Pappa al pomodoro


Pappa al pomodoro

Ingredients:

  • 8 whole garlic cloves
  • ripe tomatoes
  • 1 pound loaf of stale bread, sliced (or unseasoned stuffing mix)
  • 1/4 cup olive oil
  • 1 leek, thinly sliced, only white part
  • 6 cups water
  • 1 bunch basil
  • Salt
  • Chili pepper

Pappa al pomodoro, a Tuscan bread-and-tomato porridge, sounds like kid's food, and it is - for kids of all ages. In the past it was also very much a homey dish, a tasty summer way to use up leftover bread that no housewife would have dreamed of serving to a guest. Now it's on the menus of Florence's trendier restaurants.

Serves 8 - 10

Ingredients:

  • 8 whole garlic cloves
  • ripe tomatoes
  • 1 pound loaf of stale bread, sliced (or unseasoned stuffing mix)
  • 1/4 cup olive oil
  • 1 leek, thinly sliced, only white part
  • 6 cups water
  • 1 bunch basil
  • Salt
  • Chili pepper

Preparation:

The night before slice the bread and leave it out to get stale.
(This does happen in Tuscany with our unsalted bread.) You can force the drying in a warm oven.

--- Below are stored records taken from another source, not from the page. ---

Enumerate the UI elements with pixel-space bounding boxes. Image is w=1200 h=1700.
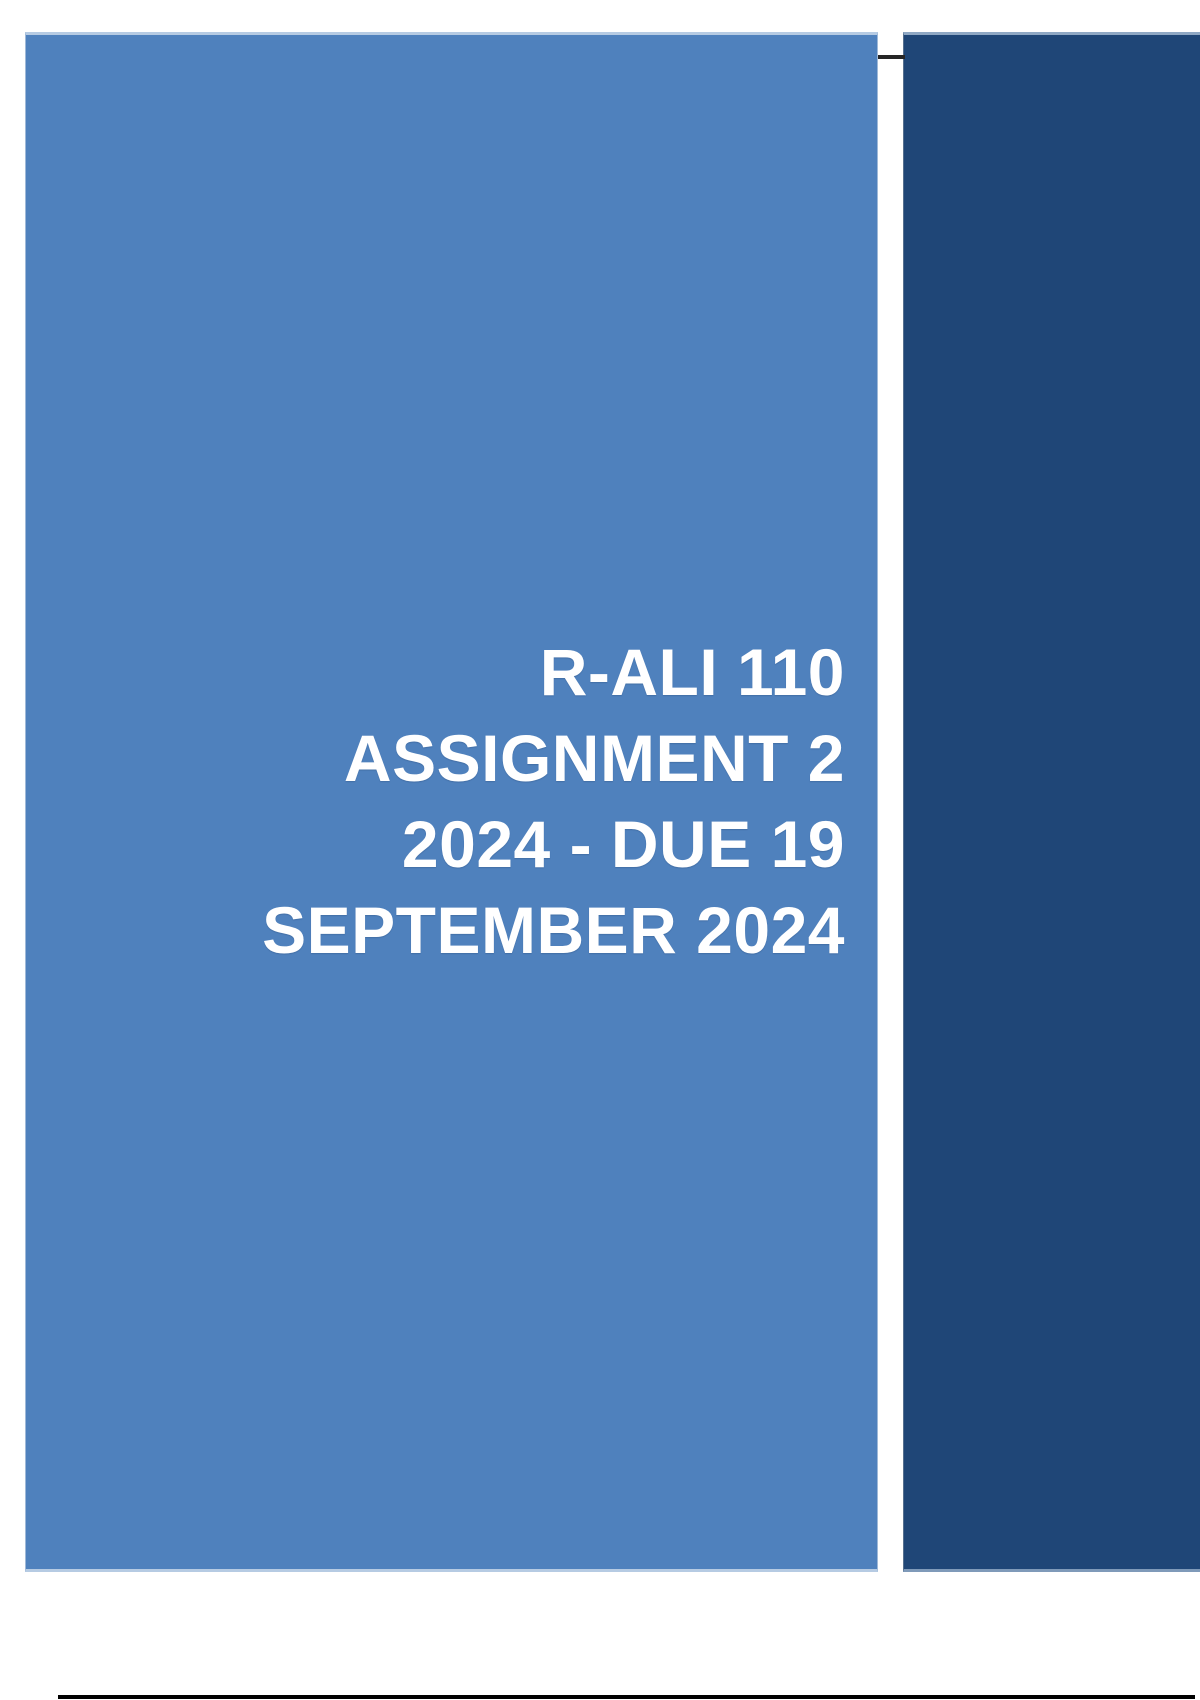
title-panel: R-ALI 110 ASSIGNMENT 2 2024 - DUE 19 SEP… xyxy=(25,32,878,1572)
cover-page: R-ALI 110 ASSIGNMENT 2 2024 - DUE 19 SEP… xyxy=(0,0,1200,1700)
footer-divider-rule xyxy=(58,1695,1195,1699)
gutter-divider-rule xyxy=(878,55,905,59)
accent-panel xyxy=(903,32,1200,1572)
page-title: R-ALI 110 ASSIGNMENT 2 2024 - DUE 19 SEP… xyxy=(125,630,877,973)
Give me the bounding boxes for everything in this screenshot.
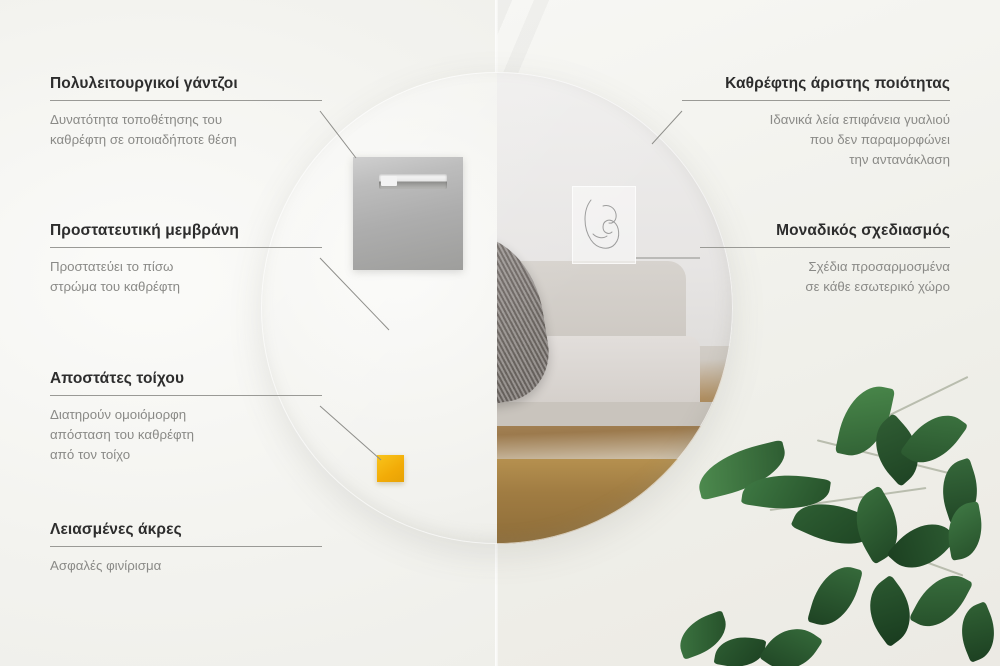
floral-pattern-icon: [261, 72, 733, 544]
callout-spacers-title: Αποστάτες τοίχου: [50, 370, 322, 388]
mounting-plate-icon: [353, 157, 463, 270]
product-mirror: [261, 72, 733, 544]
face-outline-icon: [581, 194, 627, 256]
callout-hooks-body: Δυνατότητα τοποθέτησης του καθρέφτη σε ο…: [50, 110, 322, 150]
callout-spacers-rule: [50, 395, 322, 396]
callout-quality-title: Καθρέφτης άριστης ποιότητας: [682, 75, 950, 93]
callout-edges-body: Ασφαλές φινίρισμα: [50, 556, 322, 576]
callout-hooks-rule: [50, 100, 322, 101]
callout-design: Μοναδικός σχεδιασμός Σχέδια προσαρμοσμέν…: [700, 222, 950, 297]
line-art-face-logo: [572, 186, 636, 264]
callout-spacers-body: Διατηρούν ομοιόμορφη απόσταση του καθρέφ…: [50, 405, 322, 465]
infographic-canvas: Πολυλειτουργικοί γάντζοι Δυνατότητα τοπο…: [0, 0, 1000, 666]
callout-design-title: Μοναδικός σχεδιασμός: [700, 222, 950, 240]
leaf-branch-icon: [670, 366, 1000, 666]
callout-design-rule: [700, 247, 950, 248]
callout-hooks: Πολυλειτουργικοί γάντζοι Δυνατότητα τοπο…: [50, 75, 322, 150]
callout-membrane: Προστατευτική μεμβράνη Προστατεύει το πί…: [50, 222, 322, 297]
hook-slot-icon: [379, 174, 447, 189]
callout-membrane-body: Προστατεύει το πίσω στρώμα του καθρέφτη: [50, 257, 322, 297]
callout-edges-rule: [50, 546, 322, 547]
spacer-square-icon: [377, 455, 404, 482]
callout-spacers: Αποστάτες τοίχου Διατηρούν ομοιόμορφη απ…: [50, 370, 322, 465]
callout-quality-body: Ιδανικά λεία επιφάνεια γυαλιού που δεν π…: [682, 110, 950, 170]
callout-quality: Καθρέφτης άριστης ποιότητας Ιδανικά λεία…: [682, 75, 950, 170]
callout-design-body: Σχέδια προσαρμοσμένα σε κάθε εσωτερικό χ…: [700, 257, 950, 297]
mirror-disc: [261, 72, 733, 544]
callout-edges-title: Λειασμένες άκρες: [50, 521, 322, 539]
callout-edges: Λειασμένες άκρες Ασφαλές φινίρισμα: [50, 521, 322, 576]
callout-hooks-title: Πολυλειτουργικοί γάντζοι: [50, 75, 322, 93]
callout-membrane-title: Προστατευτική μεμβράνη: [50, 222, 322, 240]
callout-quality-rule: [682, 100, 950, 101]
callout-membrane-rule: [50, 247, 322, 248]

Sauté the whole garlic cloves and leek in olive oil with the chili pepper. When the garlic has lightly browned and the leek is just getting golden, add the tomato sauce. Season with salt. Add half the basil leaves torn into tiny pieces. Crush the tomatoes with the back of a wooden spoon and stir. Cook until the tomatoes fall apart.

Tear the bread into small pieces and put into the sauce. The bread will soak up the sauce and get quite thick. Add enough water to soften the bread and to make it liquidy. Add the remaining basil and cook until the bread becomes a "mush": PAPPA!
Enjoy this thick stew-like soup on a cold day with a drizzle of extra virgin oil on top. I like to reheat it the next day by sauteing some sliced garlic and more chili in oil and then reheating. This gives it an extra kick!

This traditional Tuscan soup is robust enough for red wine, but its summery flavors taste particularly good with rosato (rosé), especially ones made from Sangiovese; the wine’s cherry-berry fruit seems to intensify the already sweet flavors of end-of-season tomatoes. One of the best Tuscan rosatos comes from Castello di Ama, the noted Chianti producer; the 2006 is especially fresh and lively.